Joint and Soft Tissue Injections
It has long been recognised that injecting corticosteroids locally at a site of inflammation is superior to large oral doses.
Corticosteroid injection can be considered when there are few joints affected in the context of active inflammation. It is also useful in joint involvement that is preventing active rehabilitation
- Soft tissues
- Tensosynovitis, bursitis
- Compression neuropathies - e.g. carpal tunnel syndrome
- Intra-articular fracture
- Patient reluctance or other psychological issues
- Before a specific diagnosis is made (relative contraindication)
- Late stage joint disease with irreparable mechanical damage (relative contraindication)
- Prosthetic or unstable joint
Injections should be done as infrequently as possible.
In inflammatory arthritis a maximum of 3-4 per individual joint per year, at least four weeks apart, and no more than 2-3 joints in one sitting.
For soft tissues maximum 3 at least one month apart per year depending on response. If no response after two injections do not continue and consider alternative treatment
Long acting corticosteroids are preferred
Triamcinolone acetonide (Kenacort-A): A10 (10mg/ml) low dose, A40 (40mg/ml) high dose. Intra-articular and deep soft tissue injections. Caution with superficial injection e.g. lateral elbow tendinopathy due to tissue atrophy.
Triamcinolone hexacetonide: particularly good for children where it is a first line intraarticular steroid.
|Large Joints||Knee, shoulder||Triamcinolone 40mg
|Medium Joints||Ankle, elbow||Triamcinolone 20mg
|Small Joints||Hands, feet, wrist, superficial soft tissues||Triamcinolone 10-20mg
Using a local anaesthetic such as lidocaine 1% is often mixed with corticosteroid.

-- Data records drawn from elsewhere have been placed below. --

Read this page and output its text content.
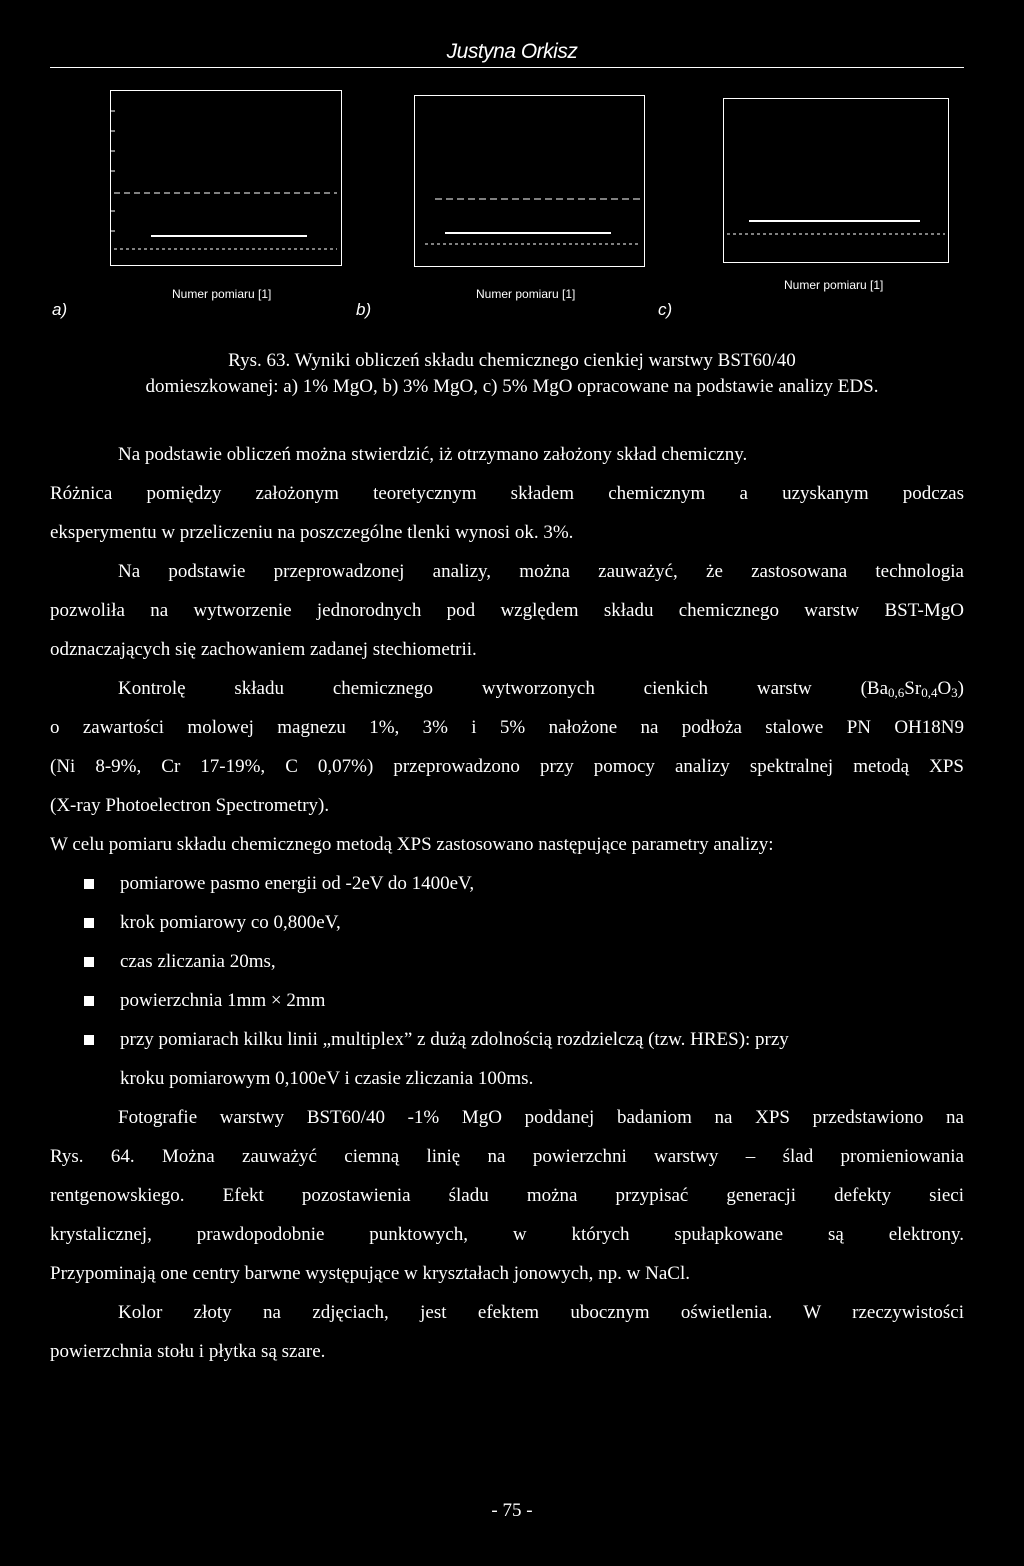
Justyna Orkisz
Numer pomiaru [1]	Numer pomiaru [1]
Numer pomiaru [1]
a)	b)	c)
Rys. 63. Wyniki obliczeń składu chemicznego cienkiej warstwy BST60/40
domieszkowanej: a) 1% MgO, b) 3% MgO, c) 5% MgO opracowane na podstawie analizy EDS.
Na podstawie obliczeń można stwierdzić, iż otrzymano założony skład chemiczny.
Różnica pomiędzy założonym teoretycznym składem chemicznym a uzyskanym podczas
eksperymentu w przeliczeniu na poszczególne tlenki wynosi ok. 3%.
Na podstawie przeprowadzonej analizy, można zauważyć, że zastosowana technologia
pozwoliła na wytworzenie jednorodnych pod względem składu chemicznego warstw BST-MgO
odznaczających się zachowaniem zadanej stechiometrii.
Kontrolę składu chemicznego wytworzonych cienkich warstw $(Ba_{0,6}Sr_{0,4}O_3)$
o zawartości molowej magnezu 1%, 3% i 5% nałożone na podłoża stalowe PN OH18N9
(Ni 8-9%, Cr 17-19%, C 0,07%) przeprowadzono przy pomocy analizy spektralnej metodą XPS
(X-ray Photoelectron Spectrometry).
W celu pomiaru składu chemicznego metodą XPS zastosowano następujące parametry analizy:
pomiarowe pasmo energii od -2eV do 1400eV,
krok pomiarowy co 0,800eV,
czas zliczania 20ms,
powierzchnia 1mm × 2mm
przy pomiarach kilku linii „multiplex” z dużą zdolnością rozdzielczą (tzw. HRES): przy
kroku pomiarowym 0,100eV i czasie zliczania 100ms.
Fotografie warstwy BST60/40 -1% MgO poddanej badaniom na XPS przedstawiono na
Rys. 64. Można zauważyć ciemną linię na powierzchni warstwy – ślad promieniowania
rentgenowskiego. Efekt pozostawienia śladu można przypisać generacji defekty sieci
krystalicznej, prawdopodobnie punktowych, w których spułapkowane są elektrony.
Przypominają one centry barwne występujące w kryształach jonowych, np. w NaCl.
Kolor złoty na zdjęciach, jest efektem ubocznym oświetlenia. W rzeczywistości
powierzchnia stołu i płytka są szare.
- 75 -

For larger joints it allows for creating a greater volume for distribution. It can ease post-injection pain. It is useful in determining whether the injection was given to the correct area. Smaller joints do not allow for much local anaesthetic to be used.
- Post-injection flare
- Infection - rare 1/50,000
- Acute crystal synovitis
- Skin atrophy
- Tendon rupture
- Allergic reaction
Explain the likely benefit and risks. For risks discuss systemic, local, specific to site, and specific to other comorbidities (e.g. diabetes mellitus). Discuss how the procedure is performed.
Obtain verbal or written consent as appropriate.
- Have the patient in a relaxed position
- Doctor also in a relaxed position such as sitting down
- Identify the injection site by palpation and landmarks or with ultrasound guidance
- Use strict aseptic technique
- Wash hands
- Pre-packaged sterilised disposable needles and syringes
- Single dose ampoules of local anaesthetic and steroid
- Swab injection site with chlorhexidine or chlorhexidine + alcohol mixture (to be dry)
- No touch technique after swabbing
- Change needles between drawing up and administering.
- Aspirate any synovial fluid (use 10mL syringe for large joints). Send for routine analysis of cell count, crystals, and culture in a pink pottle and purple top tube.
- Do not inject against resistance, this usually means it isn't in the right place for example within a tendon
- After injection move joint gently to disperse the injectate throughout the joint
Advise that the joint may be painful for up to 24 hours post injection, and it may take several days to a week for the full benefit. The injected site should be rested for 24 hours with no heavy lifting or excessive walking. No sporting activity for at least 5 days. Supportive splints are sometimes needed e.g. for the wrist.
Explain what to do in the event of a complication.
Contact again in the next few days to assess response and ensure no complications.
If failure to respond this could mean technical failure or a non-inflammatory condition.
A routine follow up appointment is appropriate in some settings.
The acronym INJECTION can be used
- Indications: inflammation
- Negative outcomes
- Expected outcomes and efficacy
- Telephone the following day if worried
- Opportunity for questions and consent
- Number of injections, NNT
Courtney P, Doherty M. Joint aspiration and injection. Best Pract Res Clin Rheumatol. 2005 Jun;19(3):345-69. doi: 10.1016/j.berh.2005.01.009. PMID: 15939363.
Speed CA. Injection therapies for soft-tissue lesions. Best Pract Res Clin Rheumatol. 2007 Apr;21(2):333-47. doi: 10.1016/j.berh.2006.11.001. PMID: 17512486.
Stephens MB, Beutler AI, O'Connor FG. Musculoskeletal injections: a review of the evidence. Am Fam Physician. 2008 Oct 15;78(8):971-6. PMID: 18953975.